All of these results in crop output that takes higher amount of resources and costs more than in competitor nations, within region and beyond. One answer is to hope that as in other countries, Pakistan’s agri-sector will close in the efficiency gap only once rapid development in industrial sector forces efficiencies up the value chain.

Yet, as Pakistan’s secondary and tertiary sectors have gone into decline due to years of neglect and low investment in wider education and training - turning de-industrialisation into a palpable risk - it has become ever more paramount that farming sector fast become globally competitive, in the process providing employment opportunities for an-ever growing population that can no longer be absorbed by urban sectors alone.

That is where GMO comes in. With the right stewardship, the technology can provide the push needed to jump start crop yields, without proportional increase in cost of inputs. As cost of production reaches regionally competitive level, it should help open several export markets.

Second, the wide gaps within domestic crop yields is as much a cause of alarm but has remained disguised due to mediocre averages that allow experts to offer generic platitudes. In the case of sugarcane and cotton, for example, large-sized farm holdings in upper Sindh and Southern Punjab regions have yields close to targets levels; in sharp contrast to very low yields recorded in small farm-holdings in central Punjab.

Of course, since large-sized landholdings come with their own baggage (read: feudal exploitation), the plea is not to be nostalgic for jagirdari nizam or reversal of land reforms. Instead, to pay attention to CropLife’s argument that GMO yields are scale-neutral, and thus could address rural ‘land-fragmentation gone wild’.

The purpose is not to argue that biotech MNCs are Pakistan’s white knights in-waiting. These companies are obviously here with a profit-motive. But can they, in the process of making few bucks, also do less harm than good? To answer this, let’s consider the alternative.

When it comes to seed regulation, Pakistan has one of the weakest intellectual property frameworks currently in place. As in the case of cotton, there is a real risk of GM maize seeds being illicitly imported into the country. Due to higher yield and principle of increasing returns (at least initially), the adoption rate will be very high, especially since weed and pest resistance takes several (insect) generations to develop.

If the technology is introduced through illicit channels, by the time resistance leads to crop failure it will already be too late, because the MNCs will wash their hands off, refusing to offer stewardship in improving seed technology.

This is not fearmongering. Pakistani farmers have already experienced this in the case of cotton. Afterall, without stewardship, for biotech companies neither neck nor money is on the line. But for Pakistan’s agriculture, another promising cash crop will bite the dust.

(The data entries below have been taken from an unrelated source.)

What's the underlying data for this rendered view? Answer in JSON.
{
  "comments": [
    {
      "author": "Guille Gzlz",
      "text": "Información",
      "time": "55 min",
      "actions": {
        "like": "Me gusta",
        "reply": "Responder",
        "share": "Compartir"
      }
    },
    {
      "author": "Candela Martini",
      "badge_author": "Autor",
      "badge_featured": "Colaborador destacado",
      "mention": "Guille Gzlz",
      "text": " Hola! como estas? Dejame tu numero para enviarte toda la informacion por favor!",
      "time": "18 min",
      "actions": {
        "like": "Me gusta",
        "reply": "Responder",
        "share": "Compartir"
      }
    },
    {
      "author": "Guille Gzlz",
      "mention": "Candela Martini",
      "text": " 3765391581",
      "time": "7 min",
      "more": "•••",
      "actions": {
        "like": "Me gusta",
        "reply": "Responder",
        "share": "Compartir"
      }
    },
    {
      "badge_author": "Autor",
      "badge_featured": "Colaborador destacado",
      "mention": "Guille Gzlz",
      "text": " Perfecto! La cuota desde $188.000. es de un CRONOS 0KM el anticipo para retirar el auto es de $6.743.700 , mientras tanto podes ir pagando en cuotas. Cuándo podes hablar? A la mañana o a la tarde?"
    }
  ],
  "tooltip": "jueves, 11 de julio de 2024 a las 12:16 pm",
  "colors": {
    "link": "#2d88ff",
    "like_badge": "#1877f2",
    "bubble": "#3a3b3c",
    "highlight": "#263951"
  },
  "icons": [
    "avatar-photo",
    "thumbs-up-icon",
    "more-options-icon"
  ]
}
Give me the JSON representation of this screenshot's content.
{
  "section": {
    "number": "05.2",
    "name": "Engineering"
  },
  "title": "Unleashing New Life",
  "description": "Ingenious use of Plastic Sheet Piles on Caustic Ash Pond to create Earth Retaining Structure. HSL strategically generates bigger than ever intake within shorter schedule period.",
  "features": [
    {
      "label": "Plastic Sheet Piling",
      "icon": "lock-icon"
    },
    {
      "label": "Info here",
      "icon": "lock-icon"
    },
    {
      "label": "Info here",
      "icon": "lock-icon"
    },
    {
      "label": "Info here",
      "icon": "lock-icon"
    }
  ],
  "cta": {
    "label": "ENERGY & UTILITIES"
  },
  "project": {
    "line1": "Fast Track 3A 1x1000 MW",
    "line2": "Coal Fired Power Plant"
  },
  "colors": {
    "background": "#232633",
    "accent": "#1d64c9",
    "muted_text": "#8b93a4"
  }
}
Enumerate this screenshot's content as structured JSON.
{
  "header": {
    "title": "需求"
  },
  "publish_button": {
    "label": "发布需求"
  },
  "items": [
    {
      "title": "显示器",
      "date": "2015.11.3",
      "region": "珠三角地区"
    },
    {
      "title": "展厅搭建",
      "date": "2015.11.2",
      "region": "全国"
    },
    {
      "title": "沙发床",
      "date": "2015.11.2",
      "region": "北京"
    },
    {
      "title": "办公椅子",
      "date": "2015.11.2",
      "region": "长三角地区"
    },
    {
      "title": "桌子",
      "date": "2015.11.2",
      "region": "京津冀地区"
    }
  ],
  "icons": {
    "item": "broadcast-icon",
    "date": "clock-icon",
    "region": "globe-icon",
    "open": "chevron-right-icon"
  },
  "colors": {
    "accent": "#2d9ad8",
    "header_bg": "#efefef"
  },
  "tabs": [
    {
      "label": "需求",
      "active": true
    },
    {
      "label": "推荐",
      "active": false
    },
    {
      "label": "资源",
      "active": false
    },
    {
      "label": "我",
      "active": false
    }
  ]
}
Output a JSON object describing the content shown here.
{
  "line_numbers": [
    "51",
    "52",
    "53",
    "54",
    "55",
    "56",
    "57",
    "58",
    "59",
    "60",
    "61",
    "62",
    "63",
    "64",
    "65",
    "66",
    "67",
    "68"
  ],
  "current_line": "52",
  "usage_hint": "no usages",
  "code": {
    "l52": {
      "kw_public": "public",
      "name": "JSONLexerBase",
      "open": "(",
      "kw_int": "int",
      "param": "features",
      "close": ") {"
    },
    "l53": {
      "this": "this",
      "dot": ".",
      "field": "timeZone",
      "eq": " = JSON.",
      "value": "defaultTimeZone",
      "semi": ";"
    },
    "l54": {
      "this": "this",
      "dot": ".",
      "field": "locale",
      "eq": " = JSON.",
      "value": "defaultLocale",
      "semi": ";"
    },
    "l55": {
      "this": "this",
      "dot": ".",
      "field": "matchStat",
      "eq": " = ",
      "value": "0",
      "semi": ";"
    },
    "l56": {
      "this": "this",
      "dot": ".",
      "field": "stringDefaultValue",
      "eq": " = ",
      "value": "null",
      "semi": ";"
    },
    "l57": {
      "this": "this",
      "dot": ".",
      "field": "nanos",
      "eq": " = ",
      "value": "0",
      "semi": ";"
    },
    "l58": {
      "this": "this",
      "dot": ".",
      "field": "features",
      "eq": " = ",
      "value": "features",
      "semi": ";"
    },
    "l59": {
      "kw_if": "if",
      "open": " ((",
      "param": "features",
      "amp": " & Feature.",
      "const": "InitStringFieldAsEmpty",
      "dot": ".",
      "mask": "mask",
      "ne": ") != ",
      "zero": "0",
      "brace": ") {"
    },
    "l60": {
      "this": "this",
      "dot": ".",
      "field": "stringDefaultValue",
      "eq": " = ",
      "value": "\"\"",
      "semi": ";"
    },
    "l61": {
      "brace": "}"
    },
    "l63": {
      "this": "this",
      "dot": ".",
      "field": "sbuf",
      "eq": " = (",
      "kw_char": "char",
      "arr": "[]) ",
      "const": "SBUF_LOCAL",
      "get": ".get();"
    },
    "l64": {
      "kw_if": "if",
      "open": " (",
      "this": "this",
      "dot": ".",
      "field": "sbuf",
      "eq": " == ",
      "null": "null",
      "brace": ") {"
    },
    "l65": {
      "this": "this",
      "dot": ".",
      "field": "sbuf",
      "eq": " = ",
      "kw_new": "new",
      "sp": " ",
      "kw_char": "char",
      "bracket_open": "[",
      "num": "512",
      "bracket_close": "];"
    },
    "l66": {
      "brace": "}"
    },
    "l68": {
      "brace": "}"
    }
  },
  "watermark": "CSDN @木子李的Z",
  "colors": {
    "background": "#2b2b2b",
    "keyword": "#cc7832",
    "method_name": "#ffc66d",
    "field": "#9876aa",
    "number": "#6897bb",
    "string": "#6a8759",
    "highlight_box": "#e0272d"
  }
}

The argument, to reiterate, is not to argue that GMO is without flaws or risks. But to insist that the risks of not regulating it are even greater. By allowing the seed technology through legal means, the state can make biotech lobbies answerable if the promised yields are not achieved. One way to do this could be to add caveats and penalties in the licensing.

For those who believe that the arguments offered by biotech companies are eyewash, this need to be debunked on merit with facts and numbers. Let’s at least have a conversation.